Figure 7

Fluorescence microscopy analyses of cells transfected or transduced with PRIG vectors. A. pPRIPu confers puro-resistance. HEK293T cells were transfected with either peGFP-N1 + pPRIPu (left) or peGFP-N1 (Clontech) + pRK5 (irrelevant carrier DNA) (right). 24 hours after transfections, cells were further grown for 30 hours in the presence of 10 μg/ml of puromycin. eGFP serves as a control for transfection efficiency. pPRIPu + peGFP-N1 transfected cells are living while most mock-transfected cells are dying.

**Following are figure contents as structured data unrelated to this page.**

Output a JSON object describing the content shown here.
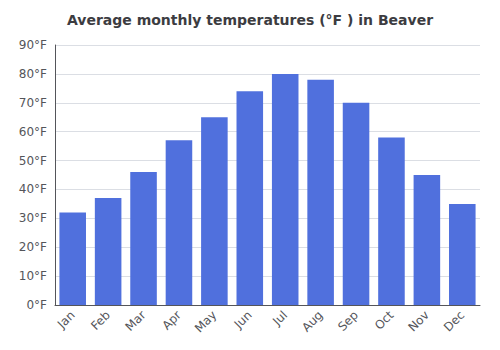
{
  "chart_data": {
    "type": "bar",
    "title": "Average monthly temperatures (°F ) in Beaver",
    "categories": [
      "Jan",
      "Feb",
      "Mar",
      "Apr",
      "May",
      "Jun",
      "Jul",
      "Aug",
      "Sep",
      "Oct",
      "Nov",
      "Dec"
    ],
    "values": [
      32,
      37,
      46,
      57,
      65,
      74,
      80,
      78,
      70,
      58,
      45,
      35
    ],
    "ylim": [
      0,
      90
    ],
    "yticks": [
      {
        "value": 0,
        "label": "0°F"
      },
      {
        "value": 10,
        "label": "10°F"
      },
      {
        "value": 20,
        "label": "20°F"
      },
      {
        "value": 30,
        "label": "30°F"
      },
      {
        "value": 40,
        "label": "40°F"
      },
      {
        "value": 50,
        "label": "50°F"
      },
      {
        "value": 60,
        "label": "60°F"
      },
      {
        "value": 70,
        "label": "70°F"
      },
      {
        "value": 80,
        "label": "80°F"
      },
      {
        "value": 90,
        "label": "90°F"
      }
    ],
    "grid": true
  }
}
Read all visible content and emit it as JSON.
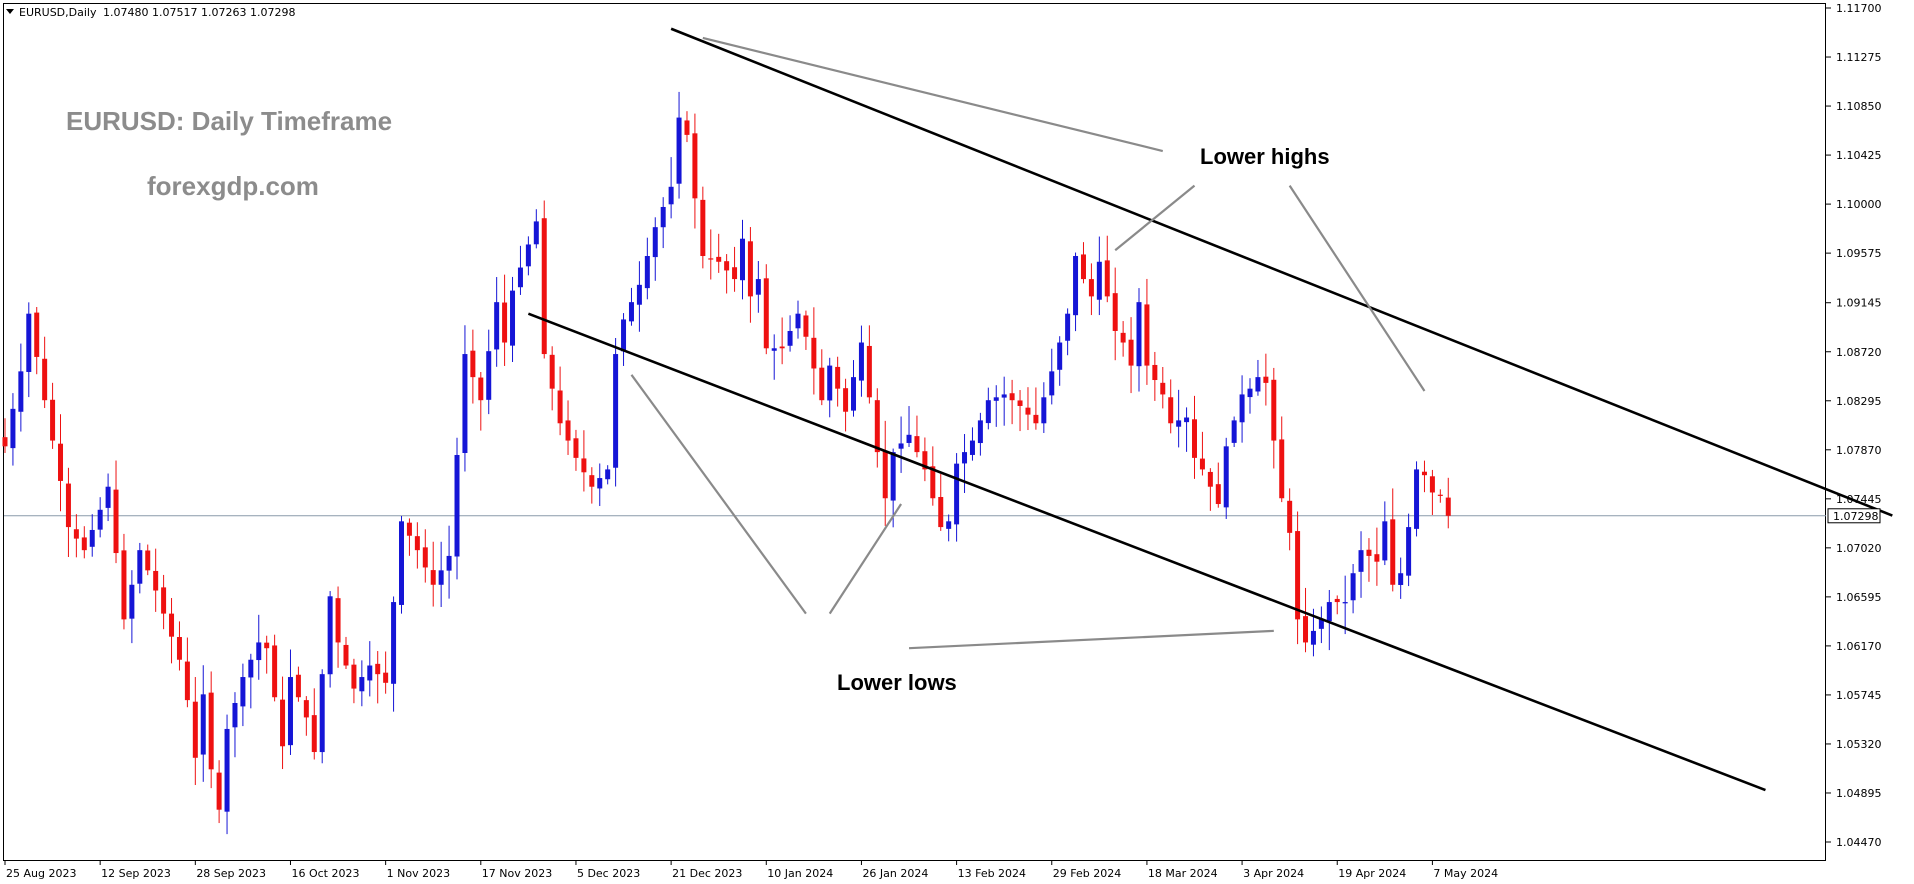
{
  "header": {
    "symbol": "EURUSD,Daily",
    "ohlc": "1.07480 1.07517 1.07263 1.07298"
  },
  "watermark": {
    "title": "EURUSD: Daily Timeframe",
    "site": "forexgdp.com"
  },
  "annotations": {
    "lower_highs": "Lower highs",
    "lower_lows": "Lower lows"
  },
  "colors": {
    "bull": "#1515d6",
    "bear": "#ee1111",
    "trendline": "#000000",
    "pointer": "#8a8a8a",
    "price_line": "#8a9aaa"
  },
  "chart_data": {
    "type": "candlestick",
    "instrument": "EURUSD",
    "timeframe": "Daily",
    "current_price": 1.07298,
    "y_ticks": [
      1.117,
      1.11275,
      1.1085,
      1.10425,
      1.1,
      1.09575,
      1.09145,
      1.0872,
      1.08295,
      1.0787,
      1.07445,
      1.0702,
      1.06595,
      1.0617,
      1.05745,
      1.0532,
      1.04895,
      1.0447
    ],
    "y_tick_labels": [
      "1.11700",
      "1.11275",
      "1.10850",
      "1.10425",
      "1.10000",
      "1.09575",
      "1.09145",
      "1.08720",
      "1.08295",
      "1.07870",
      "1.07445",
      "1.07020",
      "1.06595",
      "1.06170",
      "1.05745",
      "1.05320",
      "1.04895",
      "1.04470"
    ],
    "x_ticks": [
      {
        "label": "25 Aug 2023",
        "bar": 0
      },
      {
        "label": "12 Sep 2023",
        "bar": 12
      },
      {
        "label": "28 Sep 2023",
        "bar": 24
      },
      {
        "label": "16 Oct 2023",
        "bar": 36
      },
      {
        "label": "1 Nov 2023",
        "bar": 48
      },
      {
        "label": "17 Nov 2023",
        "bar": 60
      },
      {
        "label": "5 Dec 2023",
        "bar": 72
      },
      {
        "label": "21 Dec 2023",
        "bar": 84
      },
      {
        "label": "10 Jan 2024",
        "bar": 96
      },
      {
        "label": "26 Jan 2024",
        "bar": 108
      },
      {
        "label": "13 Feb 2024",
        "bar": 120
      },
      {
        "label": "29 Feb 2024",
        "bar": 132
      },
      {
        "label": "18 Mar 2024",
        "bar": 144
      },
      {
        "label": "3 Apr 2024",
        "bar": 156
      },
      {
        "label": "19 Apr 2024",
        "bar": 168
      },
      {
        "label": "7 May 2024",
        "bar": 180
      }
    ],
    "close_path": [
      [
        0,
        1.079
      ],
      [
        2,
        1.0855
      ],
      [
        3,
        1.0905
      ],
      [
        5,
        1.083
      ],
      [
        7,
        1.076
      ],
      [
        8,
        1.072
      ],
      [
        10,
        1.07
      ],
      [
        12,
        1.0735
      ],
      [
        13,
        1.0755
      ],
      [
        15,
        1.064
      ],
      [
        17,
        1.07
      ],
      [
        19,
        1.0665
      ],
      [
        22,
        1.0605
      ],
      [
        23,
        1.057
      ],
      [
        24,
        1.052
      ],
      [
        25,
        1.0575
      ],
      [
        26,
        1.051
      ],
      [
        27,
        1.0475
      ],
      [
        28,
        1.0545
      ],
      [
        30,
        1.059
      ],
      [
        32,
        1.062
      ],
      [
        33,
        1.0615
      ],
      [
        35,
        1.053
      ],
      [
        36,
        1.059
      ],
      [
        38,
        1.0555
      ],
      [
        39,
        1.0525
      ],
      [
        41,
        1.066
      ],
      [
        42,
        1.062
      ],
      [
        44,
        1.058
      ],
      [
        46,
        1.06
      ],
      [
        48,
        1.0585
      ],
      [
        50,
        1.0725
      ],
      [
        52,
        1.07
      ],
      [
        54,
        1.067
      ],
      [
        56,
        1.0695
      ],
      [
        58,
        1.087
      ],
      [
        60,
        1.083
      ],
      [
        62,
        1.0915
      ],
      [
        63,
        1.088
      ],
      [
        64,
        1.0925
      ],
      [
        66,
        1.0965
      ],
      [
        67,
        1.0985
      ],
      [
        68,
        1.087
      ],
      [
        70,
        1.081
      ],
      [
        72,
        1.078
      ],
      [
        74,
        1.0755
      ],
      [
        76,
        1.077
      ],
      [
        77,
        1.087
      ],
      [
        78,
        1.09
      ],
      [
        80,
        1.093
      ],
      [
        82,
        1.098
      ],
      [
        84,
        1.1015
      ],
      [
        85,
        1.1075
      ],
      [
        86,
        1.106
      ],
      [
        87,
        1.1005
      ],
      [
        88,
        1.0955
      ],
      [
        90,
        1.095
      ],
      [
        92,
        1.0935
      ],
      [
        93,
        1.097
      ],
      [
        94,
        1.092
      ],
      [
        95,
        1.0935
      ],
      [
        96,
        1.0875
      ],
      [
        98,
        1.0875
      ],
      [
        100,
        1.0905
      ],
      [
        101,
        1.0885
      ],
      [
        103,
        1.083
      ],
      [
        104,
        1.086
      ],
      [
        106,
        1.082
      ],
      [
        108,
        1.088
      ],
      [
        110,
        1.0785
      ],
      [
        111,
        1.0745
      ],
      [
        112,
        1.0785
      ],
      [
        114,
        1.08
      ],
      [
        116,
        1.077
      ],
      [
        118,
        1.072
      ],
      [
        119,
        1.0725
      ],
      [
        120,
        1.0775
      ],
      [
        122,
        1.0795
      ],
      [
        124,
        1.083
      ],
      [
        126,
        1.0835
      ],
      [
        128,
        1.0825
      ],
      [
        130,
        1.081
      ],
      [
        132,
        1.0855
      ],
      [
        134,
        1.0905
      ],
      [
        135,
        1.0955
      ],
      [
        136,
        1.0935
      ],
      [
        137,
        1.092
      ],
      [
        138,
        1.095
      ],
      [
        140,
        1.089
      ],
      [
        141,
        1.088
      ],
      [
        142,
        1.086
      ],
      [
        143,
        1.0915
      ],
      [
        144,
        1.086
      ],
      [
        146,
        1.0835
      ],
      [
        147,
        1.081
      ],
      [
        149,
        1.0815
      ],
      [
        150,
        1.078
      ],
      [
        151,
        1.077
      ],
      [
        153,
        1.074
      ],
      [
        154,
        1.079
      ],
      [
        156,
        1.0835
      ],
      [
        157,
        1.084
      ],
      [
        158,
        1.085
      ],
      [
        159,
        1.0845
      ],
      [
        161,
        1.0745
      ],
      [
        162,
        1.0715
      ],
      [
        163,
        1.064
      ],
      [
        164,
        1.062
      ],
      [
        166,
        1.064
      ],
      [
        167,
        1.0655
      ],
      [
        169,
        1.0655
      ],
      [
        170,
        1.068
      ],
      [
        171,
        1.07
      ],
      [
        173,
        1.069
      ],
      [
        174,
        1.0725
      ],
      [
        175,
        1.067
      ],
      [
        176,
        1.068
      ],
      [
        177,
        1.072
      ],
      [
        178,
        1.077
      ],
      [
        179,
        1.0765
      ],
      [
        180,
        1.075
      ],
      [
        181,
        1.0748
      ],
      [
        182,
        1.07298
      ]
    ],
    "lines": [
      {
        "name": "upper-channel",
        "x1": 84,
        "y1": 1.1152,
        "x2": 238,
        "y2": 1.073
      },
      {
        "name": "lower-channel",
        "x1": 66,
        "y1": 1.0905,
        "x2": 222,
        "y2": 1.0492
      }
    ],
    "pointers": [
      {
        "from": [
          88,
          1.1144
        ],
        "to": [
          146,
          1.1046
        ]
      },
      {
        "from": [
          150,
          1.1016
        ],
        "to": [
          140,
          1.096
        ]
      },
      {
        "from": [
          162,
          1.1016
        ],
        "to": [
          179,
          1.0838
        ]
      },
      {
        "from": [
          101,
          1.0645
        ],
        "to": [
          79,
          1.0852
        ]
      },
      {
        "from": [
          104,
          1.0645
        ],
        "to": [
          113,
          1.074
        ]
      },
      {
        "from": [
          114,
          1.0615
        ],
        "to": [
          160,
          1.063
        ]
      }
    ]
  }
}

B. Single color PRIGs are expressed in HEK293T transfected cells. HEK293T cells were transfected with the indicated single color PRIG vector. Fluorescence microscopic analyses were performed 24 hours later. The signal emitted by each fluorescent protein was observed and photographed using the appropriate filter. Note that the mCherry signal is relatively weak probably due to the suboptimal excitation light delivered by our filter (546/12 nm). Moreover, a weak portion of the eGFP signal is detectable in the cyan filter, and conversely a residual portion of the eCFP* signal is detectable in the green filter. By contrast, the eYFP (green filter) and mCherry (red filter) signals are only detected in their appropriate filter. C. Single color PRIGs are expressed in transduced rat primary osteoblasts. Rat primary osteoblasts were transduced by the indicated single color PRIG vector and observed using a fluorescent microscope 48 hours later. Signals were photographed using the appropriate filter for each fluorescent protein. D. mCherry localization in HEK293T transfected cells. Left: HEK293T cells were transfected with pPRIGp mChHA. The red signal appears to be predominantly cytoplasmic, which is not observed in pPRIChp transfected cells, where mCherry shows an uniform distribution (see B). Right: HEK293T cells were transfected with a pPRIGp mChHA derivative containing an in-frame deletion of the 5' part of the MCS (PvuII/StuI). This deletion completely restores a normal (uniform) distribution of mCherry. Note that in cells transfected with pPRIGp mChHA (left) and with its PvuII/StuI deleted derivative (right), the eGFP (green, encoded by the 3' cistron) appears normally and uniformly distributed throughout the cell. The regions of interest were enlarged for a better visualization.